I am getting the geography data from my data table by using the following in my SELECT clause:

CASE WHEN Jurisdiction.GeographicArea IS NULL THEN NULL ELSE Jurisdiction.GeographicArea.ToString() END AS GeographicArea

Before I send the data to the UI, I am massaging it to a Coordinate class by essentially stripping out anything that is not a number, decimal, whitespace, or comma. This is the Coordinate class:

[DebuggerDisplay("{Latitude},{Longitude}")]
public class Coordinate
{
    private float _latitude;
    private float _longitude;

    [JsonProperty("lat")]
    [JsonPropertyName("lat")]
    public float Latitude {
        get => _latitude;
        set {
            if (value < -90 || value > 90)
            {
                throw new ArgumentOutOfRangeException(nameof(Latitude), "The latitude is not between -90 and 90.");
            }
            _latitude = value;
        }
    }

    [JsonProperty("lng")]
    [JsonPropertyName("lng")]
    public float Longitude
    {
        get => _longitude;
        set
        {
            if (value < -180 || value > 180)
            {
                throw new ArgumentOutOfRangeException(nameof(Longitude), "The longitude is not between -180 and 180.");
            }
            _longitude = value;
        }
    }

    public Coordinate()
    {
        Latitude = 0;
        Longitude = 0;
    }

    public Coordinate(string latitude, string longitude)
    {
        if (!float.TryParse(latitude, out float latitudeFloat))
        {
            throw new ArgumentException("Latitude must be a valid number.");
        }

        if (!float.TryParse(longitude, out float longitudeFloat))
        {
            throw new ArgumentException("Longitude must be a valid number.");
        }
        Latitude = latitudeFloat;
        Longitude = longitudeFloat;
    }

    public Coordinate(float latitude, float longitude)
    {
        Latitude = latitude;
        Longitude = longitude;
    }
}

And this is the method that massages the data:

private readonly Regex _geographyIrrelevantData = new Regex(@"[^\d\.\s\-,]");
public IEnumerable<Coordinate> ConvertSqlGeographyToCoordinates(string geography)
{
    var geographyPoints = _geographyIrrelevantData.Replace(geography, string.Empty);
    geographyPoints = geographyPoints.Trim();

    var coordinateStrings = geographyPoints.Split(new[] { ',' });
    var coordinates = coordinateStrings.Select(coordinate =>
    {
        coordinate = coordinate.Trim();
        var points = coordinate.Split(new[] { ' ' });
        if (points.Count() != 2)
        {
            throw new Exception($"Coordinate is not in a valid format, expecting longitude and latitude separated by a space but got: {coordinate}");
        }

        // SQL represents points as: lng lat
        // bubble up invalid values from property setter
        return new Coordinate(points[1], points[0]);
    });

    return coordinates;
}

Ultimately what happens with the data is that it creates a polygon on a (Google) map.
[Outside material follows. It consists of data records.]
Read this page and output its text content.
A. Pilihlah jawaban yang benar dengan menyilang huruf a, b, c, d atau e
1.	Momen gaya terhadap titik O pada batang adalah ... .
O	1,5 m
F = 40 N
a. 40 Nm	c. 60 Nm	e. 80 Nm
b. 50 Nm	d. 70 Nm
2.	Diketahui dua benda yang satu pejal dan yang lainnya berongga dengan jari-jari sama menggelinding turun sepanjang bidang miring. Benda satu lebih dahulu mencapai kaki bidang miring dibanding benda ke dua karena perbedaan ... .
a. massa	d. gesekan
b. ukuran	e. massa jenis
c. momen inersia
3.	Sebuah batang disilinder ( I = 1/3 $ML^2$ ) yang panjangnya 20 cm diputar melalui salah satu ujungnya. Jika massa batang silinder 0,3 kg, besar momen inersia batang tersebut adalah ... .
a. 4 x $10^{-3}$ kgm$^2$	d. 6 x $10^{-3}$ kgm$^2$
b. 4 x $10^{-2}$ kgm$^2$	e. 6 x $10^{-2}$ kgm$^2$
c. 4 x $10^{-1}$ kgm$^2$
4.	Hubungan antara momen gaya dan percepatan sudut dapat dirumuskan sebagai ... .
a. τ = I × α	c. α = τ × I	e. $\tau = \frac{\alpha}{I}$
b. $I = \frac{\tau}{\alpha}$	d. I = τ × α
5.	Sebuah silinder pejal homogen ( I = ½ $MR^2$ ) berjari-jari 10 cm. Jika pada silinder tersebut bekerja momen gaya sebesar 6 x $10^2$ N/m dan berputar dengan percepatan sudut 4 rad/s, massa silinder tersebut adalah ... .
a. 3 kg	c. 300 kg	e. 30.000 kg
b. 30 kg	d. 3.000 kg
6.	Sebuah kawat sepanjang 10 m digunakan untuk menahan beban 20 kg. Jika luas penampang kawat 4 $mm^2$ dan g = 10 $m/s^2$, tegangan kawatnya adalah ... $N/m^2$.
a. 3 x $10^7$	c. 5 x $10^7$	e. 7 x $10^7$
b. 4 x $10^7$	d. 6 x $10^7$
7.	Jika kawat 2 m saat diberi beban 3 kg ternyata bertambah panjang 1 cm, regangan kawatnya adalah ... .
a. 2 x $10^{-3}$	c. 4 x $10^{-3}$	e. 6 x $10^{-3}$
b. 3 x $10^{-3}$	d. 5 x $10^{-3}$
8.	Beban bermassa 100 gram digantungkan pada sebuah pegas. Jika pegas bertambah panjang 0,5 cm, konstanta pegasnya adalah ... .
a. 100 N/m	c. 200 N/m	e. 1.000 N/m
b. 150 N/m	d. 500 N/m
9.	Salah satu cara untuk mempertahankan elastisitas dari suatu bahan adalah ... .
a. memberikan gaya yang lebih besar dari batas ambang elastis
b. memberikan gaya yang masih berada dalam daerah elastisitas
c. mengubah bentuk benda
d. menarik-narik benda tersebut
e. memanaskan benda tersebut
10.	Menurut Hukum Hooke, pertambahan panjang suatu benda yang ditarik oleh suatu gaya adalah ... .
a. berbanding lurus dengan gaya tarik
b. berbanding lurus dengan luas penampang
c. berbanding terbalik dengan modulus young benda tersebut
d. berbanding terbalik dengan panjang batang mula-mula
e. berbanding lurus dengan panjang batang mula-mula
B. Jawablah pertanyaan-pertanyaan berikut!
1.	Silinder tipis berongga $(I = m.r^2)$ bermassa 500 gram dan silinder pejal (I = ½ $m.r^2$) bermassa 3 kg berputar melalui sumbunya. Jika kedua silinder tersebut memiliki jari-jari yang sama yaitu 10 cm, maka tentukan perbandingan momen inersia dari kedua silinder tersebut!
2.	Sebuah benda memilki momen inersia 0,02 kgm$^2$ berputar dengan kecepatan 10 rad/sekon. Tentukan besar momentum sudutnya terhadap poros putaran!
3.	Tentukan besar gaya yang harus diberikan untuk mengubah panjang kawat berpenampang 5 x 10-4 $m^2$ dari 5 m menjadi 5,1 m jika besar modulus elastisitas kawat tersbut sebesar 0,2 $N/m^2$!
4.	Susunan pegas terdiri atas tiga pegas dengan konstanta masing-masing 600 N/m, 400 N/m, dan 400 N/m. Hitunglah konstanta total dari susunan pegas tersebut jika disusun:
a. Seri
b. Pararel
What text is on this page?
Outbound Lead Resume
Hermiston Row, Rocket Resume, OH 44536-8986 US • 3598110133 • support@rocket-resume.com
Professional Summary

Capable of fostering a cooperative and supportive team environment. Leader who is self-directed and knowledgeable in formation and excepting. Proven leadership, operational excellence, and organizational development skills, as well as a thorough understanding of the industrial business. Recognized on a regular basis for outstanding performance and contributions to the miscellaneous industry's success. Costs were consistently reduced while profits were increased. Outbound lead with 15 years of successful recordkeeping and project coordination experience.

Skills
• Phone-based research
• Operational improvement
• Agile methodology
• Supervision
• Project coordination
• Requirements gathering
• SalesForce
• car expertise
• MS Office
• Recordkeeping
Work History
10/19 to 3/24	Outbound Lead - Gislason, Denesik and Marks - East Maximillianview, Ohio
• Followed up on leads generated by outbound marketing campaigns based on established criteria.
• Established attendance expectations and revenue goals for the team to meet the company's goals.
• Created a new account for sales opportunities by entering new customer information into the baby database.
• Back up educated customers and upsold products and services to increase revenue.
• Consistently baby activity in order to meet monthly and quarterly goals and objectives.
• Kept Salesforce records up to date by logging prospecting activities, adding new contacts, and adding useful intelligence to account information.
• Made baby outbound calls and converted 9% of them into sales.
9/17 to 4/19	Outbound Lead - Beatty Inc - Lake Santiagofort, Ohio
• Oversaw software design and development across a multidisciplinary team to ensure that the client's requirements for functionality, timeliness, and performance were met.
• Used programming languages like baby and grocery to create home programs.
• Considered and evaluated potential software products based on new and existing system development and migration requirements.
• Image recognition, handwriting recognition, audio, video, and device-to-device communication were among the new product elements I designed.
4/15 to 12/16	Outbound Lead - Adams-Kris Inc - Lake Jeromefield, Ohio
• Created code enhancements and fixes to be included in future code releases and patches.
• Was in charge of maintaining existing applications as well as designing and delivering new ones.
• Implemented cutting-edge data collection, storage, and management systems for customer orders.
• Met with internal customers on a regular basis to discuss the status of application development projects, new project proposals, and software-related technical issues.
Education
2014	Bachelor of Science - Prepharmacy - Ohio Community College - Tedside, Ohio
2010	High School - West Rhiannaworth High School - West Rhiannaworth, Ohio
This approach works phenomenally when the SQL value only represents one shape, e.g. one polygon. However, because this data typically represents parishes (aka - counties outside of Louisiana) I am running into an issue where some parishes have multiple shapes (e.g. a body of water splits the parish in half). What is happening is that my method is returning a single collection of Coordinates when it reality, production data could have multiple collections of Coordinates.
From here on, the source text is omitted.